In one of the technical activities, Vivabene created four adjacent squares with four plastic markers (see Exercise 3). Inside each square, there were two boys. First of all, the boys had to move around without touching the ball and avoiding contact with their team-mate. Then they had to dribble the ball around inside the square, always avoiding contact with the team-mate. On a cue from the coach, the players had to kill the ball, leaving it in the square, run to the next square in an anti-clockwise direction and start dribbling around the balls in that square.

On the next pitch, Casiraghi oversaw a match between the other players. He stressed the importance of not all congregating around the ball. “The intelligent player is the one who can find himself some space to do something important,” he told them. At one stage, he stopped the game as a player in an advanced position was calling for the ball from a defender.
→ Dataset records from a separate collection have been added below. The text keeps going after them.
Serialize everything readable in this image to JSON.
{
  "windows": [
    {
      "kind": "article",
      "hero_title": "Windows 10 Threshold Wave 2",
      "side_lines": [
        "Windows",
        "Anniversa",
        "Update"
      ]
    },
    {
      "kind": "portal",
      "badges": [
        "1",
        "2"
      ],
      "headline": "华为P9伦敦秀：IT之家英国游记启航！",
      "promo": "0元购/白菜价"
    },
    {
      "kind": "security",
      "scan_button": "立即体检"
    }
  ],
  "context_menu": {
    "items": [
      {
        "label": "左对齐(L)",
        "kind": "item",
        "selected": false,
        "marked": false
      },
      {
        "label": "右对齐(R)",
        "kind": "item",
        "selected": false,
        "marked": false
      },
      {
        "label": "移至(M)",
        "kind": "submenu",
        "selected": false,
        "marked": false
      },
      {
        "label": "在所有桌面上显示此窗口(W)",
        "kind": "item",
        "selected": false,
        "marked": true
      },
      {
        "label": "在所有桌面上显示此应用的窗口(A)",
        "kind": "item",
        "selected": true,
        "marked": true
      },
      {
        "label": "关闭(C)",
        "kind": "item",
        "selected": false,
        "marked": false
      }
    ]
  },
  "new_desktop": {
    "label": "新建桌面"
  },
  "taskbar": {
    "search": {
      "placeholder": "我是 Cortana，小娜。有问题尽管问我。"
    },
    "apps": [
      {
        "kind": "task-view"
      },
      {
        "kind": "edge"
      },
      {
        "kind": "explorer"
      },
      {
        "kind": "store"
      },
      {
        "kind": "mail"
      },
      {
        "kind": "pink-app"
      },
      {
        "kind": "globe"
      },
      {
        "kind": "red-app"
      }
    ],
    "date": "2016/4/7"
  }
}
He asked the boy whether it was easy for the defender to reach him with the ball over that distance and what the forward could do to help. The boy realized that he needed to find some space towards the centre of the pitch to make the passing distance shorter for the defender.

Overview

Speed
One of the most noticeable aspects of the activities with all the groups is that the coaches demand that the exercises are carried out at high speed. The message is repeated time and again to the boys. “Speed is something which has to be developed because a skill is performed within a given space and time and the faster they are, the more effective they are in a match. If you have talented kids they will adapt to this. There is no evidence that if you first learn something at a low speed you can then gradually increase the speed and eventually perform the same skill at a high speed. It is more likely that if you learn skills at high speed you will be able to reproduce them at high speed. We have travelled a lot to big clubs around Europe, like Ajax and Manchester United, and this is now how everybody thinks in the important youth set-ups.”

Dialogue
With all the groups, even the youngest there is a continuous dialogue between coaches and children. The coaches frequently asked the players questions like: Why did you make that pass? Why did you pass in that moment? What were the alternatives? What do you think would have been the best choice?

“This dialogue is a choice we have made for this age group. We intervene to give directions on how they should play. It’s a way of making the boys take responsibility for the choices they are making. Ultimately, it’s the boys who have to play the match, not the coaches. We can’t play the game for them but we can make them think about what they are doing, so that they begin to ask themselves the same questions on the pitch. On the pitch they have to think and think quickly. The player has to be able to make an effective choice in very limited time if he wants to have a future in soccer.”